Von: Ivd
Bozen – Der lvh hat kürzlich gemeinsam mit hochkarätigen Fachexperten ein Webinar organisiert, das die Mitgestaltungsmöglichkeiten beim Gemeindeentwicklungsprogramm in den Mittelpunkt stellte.
Ein reger Austausch aus politischer, technischer und wirtschaftlicher Sicht prägte das Webinar zum Gemeindeentwicklungsprogramm. Hochkarätige Referenten wie Rechtsanwalt Paul Lintner, Andreas Schatzer, Bürgermeister von Vahrn, Heinrich Ferretti, Präsident der Südtiroler Freiberufler, Angelika Wiedmer Perkmann, Sprecherin der Arbeitsgruppe Gemeindepolitik im lvh, sowie lvh-Präsident Martin Haller, lvh-Vizepräsident Hannes Mussak und lvh-Direktor Walter Pöhl diskutierten mit zahlreichen Orts- und Bezirksobleuten über die Weichenstellungen für die zukünftige Gemeindeentwicklung.

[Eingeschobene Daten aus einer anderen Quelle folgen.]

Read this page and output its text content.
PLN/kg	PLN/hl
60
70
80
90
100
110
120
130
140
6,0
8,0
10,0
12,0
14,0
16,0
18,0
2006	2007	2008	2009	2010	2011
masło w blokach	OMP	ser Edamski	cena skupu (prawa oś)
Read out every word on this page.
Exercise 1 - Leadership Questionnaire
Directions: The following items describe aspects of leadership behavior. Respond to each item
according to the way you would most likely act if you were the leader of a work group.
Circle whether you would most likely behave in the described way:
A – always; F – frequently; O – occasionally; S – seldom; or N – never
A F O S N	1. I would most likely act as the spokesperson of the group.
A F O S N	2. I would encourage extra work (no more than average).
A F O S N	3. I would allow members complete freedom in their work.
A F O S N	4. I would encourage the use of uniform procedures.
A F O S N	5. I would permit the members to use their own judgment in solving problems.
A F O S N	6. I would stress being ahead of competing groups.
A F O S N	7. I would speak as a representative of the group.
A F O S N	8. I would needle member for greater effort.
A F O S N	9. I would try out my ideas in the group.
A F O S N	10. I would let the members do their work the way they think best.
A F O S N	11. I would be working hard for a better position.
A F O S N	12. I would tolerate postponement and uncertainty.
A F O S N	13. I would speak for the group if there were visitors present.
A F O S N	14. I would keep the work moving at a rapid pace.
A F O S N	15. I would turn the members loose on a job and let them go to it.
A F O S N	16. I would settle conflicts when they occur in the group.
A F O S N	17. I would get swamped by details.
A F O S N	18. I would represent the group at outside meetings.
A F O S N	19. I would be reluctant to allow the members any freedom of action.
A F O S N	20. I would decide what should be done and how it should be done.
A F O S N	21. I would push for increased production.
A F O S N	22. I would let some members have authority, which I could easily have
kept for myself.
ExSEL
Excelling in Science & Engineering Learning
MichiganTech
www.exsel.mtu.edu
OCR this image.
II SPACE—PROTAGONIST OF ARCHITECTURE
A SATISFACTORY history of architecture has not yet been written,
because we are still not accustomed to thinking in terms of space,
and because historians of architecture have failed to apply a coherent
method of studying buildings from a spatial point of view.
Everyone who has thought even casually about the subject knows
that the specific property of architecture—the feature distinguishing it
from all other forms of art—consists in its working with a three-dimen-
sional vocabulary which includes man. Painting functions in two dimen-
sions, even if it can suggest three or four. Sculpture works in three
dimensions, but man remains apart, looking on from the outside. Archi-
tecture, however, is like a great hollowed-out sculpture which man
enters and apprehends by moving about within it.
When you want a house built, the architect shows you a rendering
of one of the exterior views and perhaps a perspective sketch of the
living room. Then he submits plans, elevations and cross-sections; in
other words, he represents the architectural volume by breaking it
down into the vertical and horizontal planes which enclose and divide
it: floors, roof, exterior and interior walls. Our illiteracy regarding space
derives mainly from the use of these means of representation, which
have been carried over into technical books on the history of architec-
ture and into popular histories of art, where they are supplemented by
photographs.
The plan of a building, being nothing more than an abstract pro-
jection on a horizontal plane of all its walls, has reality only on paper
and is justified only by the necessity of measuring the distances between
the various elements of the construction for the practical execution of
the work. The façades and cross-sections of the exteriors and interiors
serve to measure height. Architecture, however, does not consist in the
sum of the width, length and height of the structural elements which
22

Im Mittelpunkt stand das neue Landesgesetz für Raum und Landschaft. Wie Rechtsanwalt Lintner erläuterte, zielt dieses auf die Einschränkung des Bodenverbrauchs ab, die Sicherung der Arbeits- und Lebensqualität, die Stärkung der Wettbewerbsfähigkeit der Gemeinden, die Aufwertung bestehender Bausubstanz und die Förderung von leistbarem Wohnraum. Zentrales Instrument ist dabei das Gemeindeentwicklungsprogramm, ein strategisches Dokument mit einer Laufzeit von mindestens zehn Jahren. „Wer sich jetzt nicht einbringt, hat später kaum mehr Möglichkeiten für Änderungen“, so Lintner.
Martin Haller betonte die große Bedeutung des Gemeindeentwicklungsprogramms für die Gemeinden: „Hier werden die Weichen gestellt für künftige Erweiterungen und Neuansiedlungen von Handwerksbetrieben.“ Angelika Wiedmer Perkmann unterstrich die Rolle des Handwerks: Handwerkerinnen und Handwerkern sollten frühzeitig den Dialog mit den Gemeindevertretungen suchen, um praxisnahe Lösungen zu entwickeln.
Praxisberichte lieferten Andreas Schatzer und Heinrich Ferretti. Schatzer schilderte die gemeindeübergreifende Vorgehensweise von Vahrn gemeinsam mit Brixen, Natz-Schabs und Franzensfeste und hob die Bedeutung der Bürgerbeteiligung hervor: „Wer nichts sagt, ist später oft am lautesten unzufrieden.“ Ferretti verwies darauf, dass die Abgrenzung der Siedlungsgebiete entscheidend sei, da sie den Gemeinden den notwendigen Handlungsspielraum sichere.